L'aluminium n'a pas une empreinte carbone unique. Elle varie fortement selon le mode de production du métal, ce qui explique des écarts considérables entre deux profilés aluminium qui semblent, en apparence, identiques.
L'aluminium primaire : un procédé énergivore
L'aluminium primaire est obtenu par électrolyse de l'alumine (procédé Hall-Héroult), une étape extrêmement consommatrice d'électricité. Lorsque cette électricité provient d'un mix fortement carboné (centrales au charbon notamment, encore répandues dans certains bassins de production mondiaux), l'empreinte carbone du métal produit est très élevée, de l'ordre de plusieurs dizaines de kilogrammes de CO2 équivalent par kilogramme d'aluminium selon les sites. C'est le principal facteur d'écart entre deux origines d'approvisionnement.
L'aluminium primaire bas carbone : le rôle de l'électricité décarbonée
Lorsque l'électrolyse est alimentée par une énergie décarbonée (hydroélectricité notamment), l'empreinte du métal chute fortement. Des producteurs comme Hydro communiquent ainsi sur un aluminium primaire bas carbone certifié en dessous de 4 kg CO2e par kilogramme, contre une moyenne européenne de référence de l'ordre de 6,7 kg CO2e par kilogramme pour de l'aluminium primaire standard.

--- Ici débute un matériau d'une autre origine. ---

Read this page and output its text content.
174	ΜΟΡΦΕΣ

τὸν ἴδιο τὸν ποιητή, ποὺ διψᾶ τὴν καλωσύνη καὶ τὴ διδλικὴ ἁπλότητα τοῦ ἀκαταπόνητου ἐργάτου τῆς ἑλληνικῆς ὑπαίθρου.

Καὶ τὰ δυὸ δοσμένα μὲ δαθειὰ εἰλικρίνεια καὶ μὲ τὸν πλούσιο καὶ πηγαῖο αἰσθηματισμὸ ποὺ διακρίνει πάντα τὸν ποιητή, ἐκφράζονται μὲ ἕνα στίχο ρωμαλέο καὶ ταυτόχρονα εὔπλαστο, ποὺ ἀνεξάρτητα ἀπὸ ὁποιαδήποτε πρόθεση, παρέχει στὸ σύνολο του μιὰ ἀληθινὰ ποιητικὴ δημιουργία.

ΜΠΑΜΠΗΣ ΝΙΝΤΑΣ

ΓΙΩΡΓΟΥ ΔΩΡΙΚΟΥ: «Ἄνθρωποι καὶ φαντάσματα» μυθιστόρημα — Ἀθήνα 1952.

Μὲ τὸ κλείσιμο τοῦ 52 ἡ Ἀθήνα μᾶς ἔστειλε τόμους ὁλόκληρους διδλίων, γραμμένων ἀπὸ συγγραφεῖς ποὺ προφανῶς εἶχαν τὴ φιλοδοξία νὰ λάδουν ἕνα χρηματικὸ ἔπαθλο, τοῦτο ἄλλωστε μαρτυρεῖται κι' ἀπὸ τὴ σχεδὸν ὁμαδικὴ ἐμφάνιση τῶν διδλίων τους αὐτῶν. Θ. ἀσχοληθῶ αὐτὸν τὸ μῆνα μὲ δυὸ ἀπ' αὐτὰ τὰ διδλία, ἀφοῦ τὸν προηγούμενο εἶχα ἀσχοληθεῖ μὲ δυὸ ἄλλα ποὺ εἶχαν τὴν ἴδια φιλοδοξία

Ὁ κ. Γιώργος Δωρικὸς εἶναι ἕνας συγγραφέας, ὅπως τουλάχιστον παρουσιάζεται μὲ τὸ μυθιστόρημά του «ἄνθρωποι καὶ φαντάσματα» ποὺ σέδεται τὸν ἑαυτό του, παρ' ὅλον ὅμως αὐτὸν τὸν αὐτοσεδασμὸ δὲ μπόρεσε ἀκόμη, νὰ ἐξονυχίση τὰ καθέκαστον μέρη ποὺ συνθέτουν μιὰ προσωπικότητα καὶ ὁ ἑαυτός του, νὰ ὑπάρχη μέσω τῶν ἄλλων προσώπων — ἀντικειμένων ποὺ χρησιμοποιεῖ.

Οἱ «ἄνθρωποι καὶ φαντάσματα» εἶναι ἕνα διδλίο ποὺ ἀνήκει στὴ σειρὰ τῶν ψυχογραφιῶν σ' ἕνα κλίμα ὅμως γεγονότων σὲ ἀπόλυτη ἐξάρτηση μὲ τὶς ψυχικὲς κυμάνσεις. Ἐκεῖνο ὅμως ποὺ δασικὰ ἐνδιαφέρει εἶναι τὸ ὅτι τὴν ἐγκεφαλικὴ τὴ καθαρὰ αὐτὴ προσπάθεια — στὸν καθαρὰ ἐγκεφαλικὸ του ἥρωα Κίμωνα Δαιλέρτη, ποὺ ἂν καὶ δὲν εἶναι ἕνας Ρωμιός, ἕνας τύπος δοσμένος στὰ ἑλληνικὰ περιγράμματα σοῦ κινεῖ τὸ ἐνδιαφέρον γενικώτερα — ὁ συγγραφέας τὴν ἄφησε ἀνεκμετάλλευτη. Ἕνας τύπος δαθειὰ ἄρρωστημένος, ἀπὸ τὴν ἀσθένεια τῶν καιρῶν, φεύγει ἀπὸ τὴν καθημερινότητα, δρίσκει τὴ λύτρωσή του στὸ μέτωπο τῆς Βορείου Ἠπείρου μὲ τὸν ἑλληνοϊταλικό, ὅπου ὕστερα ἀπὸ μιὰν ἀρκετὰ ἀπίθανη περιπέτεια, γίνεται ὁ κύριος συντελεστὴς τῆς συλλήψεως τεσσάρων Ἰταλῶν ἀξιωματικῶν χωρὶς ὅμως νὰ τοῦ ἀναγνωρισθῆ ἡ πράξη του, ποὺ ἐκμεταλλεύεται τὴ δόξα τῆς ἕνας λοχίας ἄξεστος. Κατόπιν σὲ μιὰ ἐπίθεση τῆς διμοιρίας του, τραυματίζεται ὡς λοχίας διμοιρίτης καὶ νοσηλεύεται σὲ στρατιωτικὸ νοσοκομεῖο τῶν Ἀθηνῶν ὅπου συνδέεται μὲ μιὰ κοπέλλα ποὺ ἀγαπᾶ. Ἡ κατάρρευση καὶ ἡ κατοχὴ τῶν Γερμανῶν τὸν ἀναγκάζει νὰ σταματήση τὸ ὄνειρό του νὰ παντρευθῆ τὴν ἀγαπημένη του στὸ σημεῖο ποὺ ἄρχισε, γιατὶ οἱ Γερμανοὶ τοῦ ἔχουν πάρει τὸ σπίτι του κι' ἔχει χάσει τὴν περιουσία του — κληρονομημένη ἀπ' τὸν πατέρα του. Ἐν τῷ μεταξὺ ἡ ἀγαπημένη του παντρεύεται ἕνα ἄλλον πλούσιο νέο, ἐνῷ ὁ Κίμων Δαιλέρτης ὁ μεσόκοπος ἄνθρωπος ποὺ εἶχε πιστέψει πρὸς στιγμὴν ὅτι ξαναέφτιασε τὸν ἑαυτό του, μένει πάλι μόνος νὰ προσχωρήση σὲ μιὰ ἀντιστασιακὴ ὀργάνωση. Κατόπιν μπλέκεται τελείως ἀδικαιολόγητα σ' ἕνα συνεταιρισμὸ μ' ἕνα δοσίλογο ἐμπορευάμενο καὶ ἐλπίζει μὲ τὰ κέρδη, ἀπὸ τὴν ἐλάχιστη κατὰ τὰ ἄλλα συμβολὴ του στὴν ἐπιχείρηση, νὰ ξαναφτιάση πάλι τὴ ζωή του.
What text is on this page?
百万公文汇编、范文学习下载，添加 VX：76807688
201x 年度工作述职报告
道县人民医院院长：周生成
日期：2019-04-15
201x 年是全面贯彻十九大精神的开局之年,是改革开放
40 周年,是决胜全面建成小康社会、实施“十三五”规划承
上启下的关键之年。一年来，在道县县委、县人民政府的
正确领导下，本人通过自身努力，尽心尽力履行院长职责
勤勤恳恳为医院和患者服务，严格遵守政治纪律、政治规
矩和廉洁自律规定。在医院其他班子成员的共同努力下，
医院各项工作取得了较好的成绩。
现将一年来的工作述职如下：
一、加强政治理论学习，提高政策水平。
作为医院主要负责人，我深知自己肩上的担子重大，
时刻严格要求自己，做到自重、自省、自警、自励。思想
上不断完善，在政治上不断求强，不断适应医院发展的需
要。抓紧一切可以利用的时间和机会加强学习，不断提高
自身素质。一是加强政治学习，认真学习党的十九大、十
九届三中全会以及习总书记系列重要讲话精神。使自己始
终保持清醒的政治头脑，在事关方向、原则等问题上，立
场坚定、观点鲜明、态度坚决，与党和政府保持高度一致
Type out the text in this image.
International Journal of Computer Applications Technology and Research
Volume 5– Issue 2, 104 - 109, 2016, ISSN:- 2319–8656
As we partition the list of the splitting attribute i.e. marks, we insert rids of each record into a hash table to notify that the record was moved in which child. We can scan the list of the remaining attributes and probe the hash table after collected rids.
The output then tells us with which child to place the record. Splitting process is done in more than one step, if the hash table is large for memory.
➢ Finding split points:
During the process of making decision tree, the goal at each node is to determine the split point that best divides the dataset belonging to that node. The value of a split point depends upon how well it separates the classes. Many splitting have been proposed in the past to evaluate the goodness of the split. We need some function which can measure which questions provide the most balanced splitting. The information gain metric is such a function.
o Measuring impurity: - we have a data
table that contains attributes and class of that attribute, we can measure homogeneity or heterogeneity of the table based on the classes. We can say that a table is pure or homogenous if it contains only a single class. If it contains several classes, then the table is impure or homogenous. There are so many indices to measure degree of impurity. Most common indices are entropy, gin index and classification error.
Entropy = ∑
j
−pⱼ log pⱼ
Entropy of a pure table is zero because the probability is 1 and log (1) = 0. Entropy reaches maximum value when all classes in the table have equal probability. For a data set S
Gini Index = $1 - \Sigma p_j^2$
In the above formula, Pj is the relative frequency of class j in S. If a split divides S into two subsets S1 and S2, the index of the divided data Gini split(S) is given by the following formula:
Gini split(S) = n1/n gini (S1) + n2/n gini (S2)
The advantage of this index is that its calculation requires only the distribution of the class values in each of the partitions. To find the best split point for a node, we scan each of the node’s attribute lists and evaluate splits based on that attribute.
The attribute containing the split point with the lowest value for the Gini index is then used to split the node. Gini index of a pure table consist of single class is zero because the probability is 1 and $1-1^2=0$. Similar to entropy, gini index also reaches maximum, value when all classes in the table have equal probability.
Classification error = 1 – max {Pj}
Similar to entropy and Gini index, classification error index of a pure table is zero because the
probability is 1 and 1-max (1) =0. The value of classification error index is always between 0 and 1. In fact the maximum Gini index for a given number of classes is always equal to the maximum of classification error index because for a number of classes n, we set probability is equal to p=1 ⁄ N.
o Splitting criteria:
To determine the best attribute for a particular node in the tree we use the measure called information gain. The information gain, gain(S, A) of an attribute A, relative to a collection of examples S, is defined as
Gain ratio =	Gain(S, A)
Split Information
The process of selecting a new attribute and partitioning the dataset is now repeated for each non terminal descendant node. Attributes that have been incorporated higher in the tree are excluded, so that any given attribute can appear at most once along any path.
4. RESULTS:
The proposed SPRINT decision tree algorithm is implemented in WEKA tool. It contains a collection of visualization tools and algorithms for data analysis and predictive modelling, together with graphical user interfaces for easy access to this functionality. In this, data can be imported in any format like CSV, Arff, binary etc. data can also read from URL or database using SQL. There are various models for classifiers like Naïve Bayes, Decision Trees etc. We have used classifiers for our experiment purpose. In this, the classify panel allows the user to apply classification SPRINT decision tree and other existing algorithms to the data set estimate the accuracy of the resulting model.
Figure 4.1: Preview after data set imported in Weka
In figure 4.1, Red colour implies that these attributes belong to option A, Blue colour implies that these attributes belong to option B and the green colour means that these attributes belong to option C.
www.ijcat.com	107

L'aluminium recyclé : l'écart le plus significatif
La refusion d'aluminium déjà produit ne nécessite pas de nouvelle électrolyse : elle consomme, selon les données généralement admises dans la filière, une fraction seulement de l'énergie requise pour produire du métal primaire. Des gammes comme Hydro CIRCAL 75R, composées d'un minimum de 75 % de déchets d'aluminium post-consommation, affichent une empreinte de l'ordre de 1,9 kg CO2e par kilogramme, tandis que les références les plus poussées (proches de 100 % de matière recyclée) descendent sous 0,5 kg CO2e par kilogramme dans les meilleurs cas communiqués par les producteurs.
Des ordres de grandeur, pas une règle universelle
Ces valeurs, publiées par les producteurs, doivent être considérées comme des ordres de grandeur de marché et non comme une donnée applicable telle quelle à toute gamme de menuiserie. Seule la FDES individuelle du produit réellement prescrit permet de connaître l'empreinte carbone exacte de la fenêtre, de la porte-fenêtre ou du mur-rideau livré sur votre chantier. Notre article sur le recyclage de l'aluminium détaille le fonctionnement de cette boucle matière, et notre article sur la technique de l'aluminium revient sur les procédés de production du métal.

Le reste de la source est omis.